Accurate forecasting of photovoltaic (PV) power is crucial for real-time grid balancing and storage system optimization. However, due to the intermittent and fluctuating nature of PV power generation, achieving accurate PV power forecasting remains a challenge. In this paper, we propose a novel approach for multi-site intra-hour PV power forecasting. Different from current work which predicts the power of each PV station independently, we predict the power of each PV station simultaneously by considering the inherent spatio-temporal correlation with other PV stations and develop a novel graph network named DEST-GNN. In DEST-GNN, an undirected graph is used to represent the dependence of these PV stations. Each PV station is represented by a node and the spatio-temporal correlation of any two PV stations is represented by an edge between them. To improve the accuracy of prediction, sparse spatio-temporal attention is adopted to filter out the weak associations of these PV stations.
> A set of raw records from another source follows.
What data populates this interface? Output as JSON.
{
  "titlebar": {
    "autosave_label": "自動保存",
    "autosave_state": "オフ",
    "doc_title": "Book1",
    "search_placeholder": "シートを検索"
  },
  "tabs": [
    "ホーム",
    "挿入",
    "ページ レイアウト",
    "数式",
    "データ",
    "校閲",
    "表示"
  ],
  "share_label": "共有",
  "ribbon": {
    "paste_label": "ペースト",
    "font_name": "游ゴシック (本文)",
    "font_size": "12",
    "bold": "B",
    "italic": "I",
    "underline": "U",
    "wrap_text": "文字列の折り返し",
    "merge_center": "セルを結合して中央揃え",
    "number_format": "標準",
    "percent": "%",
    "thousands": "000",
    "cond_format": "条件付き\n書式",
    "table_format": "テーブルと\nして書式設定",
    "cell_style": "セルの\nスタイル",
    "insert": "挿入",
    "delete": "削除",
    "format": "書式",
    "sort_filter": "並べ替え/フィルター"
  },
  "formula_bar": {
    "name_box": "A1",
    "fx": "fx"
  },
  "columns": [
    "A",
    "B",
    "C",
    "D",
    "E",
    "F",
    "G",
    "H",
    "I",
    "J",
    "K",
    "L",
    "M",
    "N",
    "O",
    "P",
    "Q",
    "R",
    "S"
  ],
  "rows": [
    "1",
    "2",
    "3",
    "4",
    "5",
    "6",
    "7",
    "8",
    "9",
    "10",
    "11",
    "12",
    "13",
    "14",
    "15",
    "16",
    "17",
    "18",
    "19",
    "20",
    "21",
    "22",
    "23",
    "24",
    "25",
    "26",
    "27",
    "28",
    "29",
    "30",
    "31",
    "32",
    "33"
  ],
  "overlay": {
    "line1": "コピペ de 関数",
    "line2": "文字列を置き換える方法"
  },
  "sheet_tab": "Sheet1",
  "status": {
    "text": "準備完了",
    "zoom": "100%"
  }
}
We then develop an adaptive graph convolution network (GCN) that adopts an adaptive adjacency matrix and a temporal convolution network to capture the hidden spatio-temporal dependency of these PV stations. Experimental studies using datasets from Alabama and California, provided by the National Renewable Energy Laboratory (NREL), demonstrate the effectiveness of DEST-GNN. For the Alabama dataset, DEST-GNN achieves a mean absolute error (MAE) of 0.49 over a 12-mon training scale. Furthermore, DEST-GNN attains an MAE of 0.42 on the California dataset, continuing to exhibit its strong forecasting capabilities.